Leveraging Big Data to Balance New Key Performance Indicators in Emergency Physician Management Networks

成果类型:
Article
署名作者:
Foster, Krista; Penninti, Pooja; Shang, Jennifer; Kekre, Sunder; Hegde, Gajanan G.; Venkat, Arvind
署名单位:
Pennsylvania Commonwealth System of Higher Education (PCSHE); University of Pittsburgh; Carnegie Mellon University; Carnegie Mellon University; Allegheny Health Network
刊物名称:
PRODUCTION AND OPERATIONS MANAGEMENT
ISSN/ISSBN:
1059-1478
DOI:
10.1111/poms.12835
发表日期:
2018
页码:
1795-1815
关键词:
health record implementation patient satisfaction PRODUCTIVITY medicine systems EFFICIENCY analytics FUTURE
摘要:
Managing emergency physicians is a complex task and has increasingly intensified with the recent consolidation of many emergency departments (EDs).
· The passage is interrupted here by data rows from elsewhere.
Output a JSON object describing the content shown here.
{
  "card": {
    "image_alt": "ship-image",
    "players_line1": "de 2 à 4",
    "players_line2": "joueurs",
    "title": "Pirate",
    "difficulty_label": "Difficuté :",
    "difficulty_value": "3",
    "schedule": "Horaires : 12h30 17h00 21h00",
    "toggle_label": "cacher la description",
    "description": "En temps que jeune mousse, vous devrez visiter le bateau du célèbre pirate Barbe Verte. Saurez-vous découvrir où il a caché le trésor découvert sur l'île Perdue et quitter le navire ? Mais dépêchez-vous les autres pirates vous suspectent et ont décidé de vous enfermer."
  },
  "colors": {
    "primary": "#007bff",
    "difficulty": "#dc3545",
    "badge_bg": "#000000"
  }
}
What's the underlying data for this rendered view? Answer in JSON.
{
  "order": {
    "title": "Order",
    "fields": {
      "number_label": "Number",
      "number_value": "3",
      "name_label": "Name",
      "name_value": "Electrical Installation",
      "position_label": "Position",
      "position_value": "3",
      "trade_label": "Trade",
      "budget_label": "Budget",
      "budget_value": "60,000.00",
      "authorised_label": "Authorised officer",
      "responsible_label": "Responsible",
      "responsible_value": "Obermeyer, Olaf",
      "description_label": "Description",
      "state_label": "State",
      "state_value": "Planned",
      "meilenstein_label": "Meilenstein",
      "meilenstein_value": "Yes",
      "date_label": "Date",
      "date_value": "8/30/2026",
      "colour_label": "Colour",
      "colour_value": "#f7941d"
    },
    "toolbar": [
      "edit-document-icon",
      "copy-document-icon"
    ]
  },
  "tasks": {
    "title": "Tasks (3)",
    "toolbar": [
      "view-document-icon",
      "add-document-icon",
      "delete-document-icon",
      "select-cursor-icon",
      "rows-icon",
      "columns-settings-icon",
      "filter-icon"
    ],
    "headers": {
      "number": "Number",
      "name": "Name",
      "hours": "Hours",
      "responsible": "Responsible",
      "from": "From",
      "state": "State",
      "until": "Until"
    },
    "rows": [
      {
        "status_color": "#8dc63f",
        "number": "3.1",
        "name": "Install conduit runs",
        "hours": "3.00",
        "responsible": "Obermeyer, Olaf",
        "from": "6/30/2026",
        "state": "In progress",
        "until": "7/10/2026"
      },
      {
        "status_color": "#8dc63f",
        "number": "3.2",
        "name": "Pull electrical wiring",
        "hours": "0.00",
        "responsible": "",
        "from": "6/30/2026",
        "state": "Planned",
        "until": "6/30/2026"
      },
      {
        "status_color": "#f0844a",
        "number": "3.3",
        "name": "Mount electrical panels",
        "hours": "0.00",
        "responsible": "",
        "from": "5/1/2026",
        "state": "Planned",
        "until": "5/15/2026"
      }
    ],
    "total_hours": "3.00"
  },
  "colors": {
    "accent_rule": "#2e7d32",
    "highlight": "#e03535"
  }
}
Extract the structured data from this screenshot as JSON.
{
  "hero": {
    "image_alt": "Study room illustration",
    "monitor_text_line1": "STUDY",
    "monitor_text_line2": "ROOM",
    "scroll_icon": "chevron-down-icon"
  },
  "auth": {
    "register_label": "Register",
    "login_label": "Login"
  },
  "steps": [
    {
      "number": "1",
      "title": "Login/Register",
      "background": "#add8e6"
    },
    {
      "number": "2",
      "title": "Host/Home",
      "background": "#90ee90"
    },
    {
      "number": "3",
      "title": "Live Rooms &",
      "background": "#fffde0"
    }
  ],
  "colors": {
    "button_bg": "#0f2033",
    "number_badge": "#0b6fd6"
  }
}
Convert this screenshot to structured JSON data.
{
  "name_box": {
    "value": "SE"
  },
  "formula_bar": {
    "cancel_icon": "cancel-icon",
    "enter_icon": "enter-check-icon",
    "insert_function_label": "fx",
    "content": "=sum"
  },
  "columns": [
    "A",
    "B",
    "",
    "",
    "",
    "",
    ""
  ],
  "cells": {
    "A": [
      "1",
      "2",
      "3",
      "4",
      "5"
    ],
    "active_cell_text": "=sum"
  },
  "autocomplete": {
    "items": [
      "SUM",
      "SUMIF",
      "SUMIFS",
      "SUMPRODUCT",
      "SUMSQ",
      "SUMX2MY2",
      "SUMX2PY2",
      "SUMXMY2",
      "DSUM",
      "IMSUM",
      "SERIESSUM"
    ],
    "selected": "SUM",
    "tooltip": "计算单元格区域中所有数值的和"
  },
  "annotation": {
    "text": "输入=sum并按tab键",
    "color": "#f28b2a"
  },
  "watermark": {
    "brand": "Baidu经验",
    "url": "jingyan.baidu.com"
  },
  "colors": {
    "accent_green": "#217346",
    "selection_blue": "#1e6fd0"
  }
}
Large-scale physician groups are facing challenges in resource deployment and performance evaluation. To objectively evaluate physicians across facilities, we leverage big data from an emergency physician management network and propose data-driven metrics using a large-scale database consisting of 84 hospitals, 1,079 physicians, and 10,615,879 patient visits in 14 states over 600,000 clinical shifts from 2010 to 2014. To ensure physicians are fairly evaluated and compensated within diverse facilities, we propose an index system and use clustering to help identify factors which might impact physician performance. The proposed indices benchmark physicians from the perspectives of revenue potential, patient volume, patient complexity, and patient experience by controlling for exogenous factors at the facility level. We empirically show the volume and complexity indices are key elements of the revenue potential index, and use two-stage least squares regression to relate volume and complexity and uncover their drivers. Revenue potential and patient experience are found to be positively correlated, which suggests productive physicians are often liked by their patients. Through implementing the proposed evaluation system, administrators can better manage and incentivize physicians and provide directions for performance improvement, while controlling for location idiosyncrasies. The proposed framework can also be adapted to non-medical professional settings such as value chains, where employees often provide services in various profit- and cost-centers.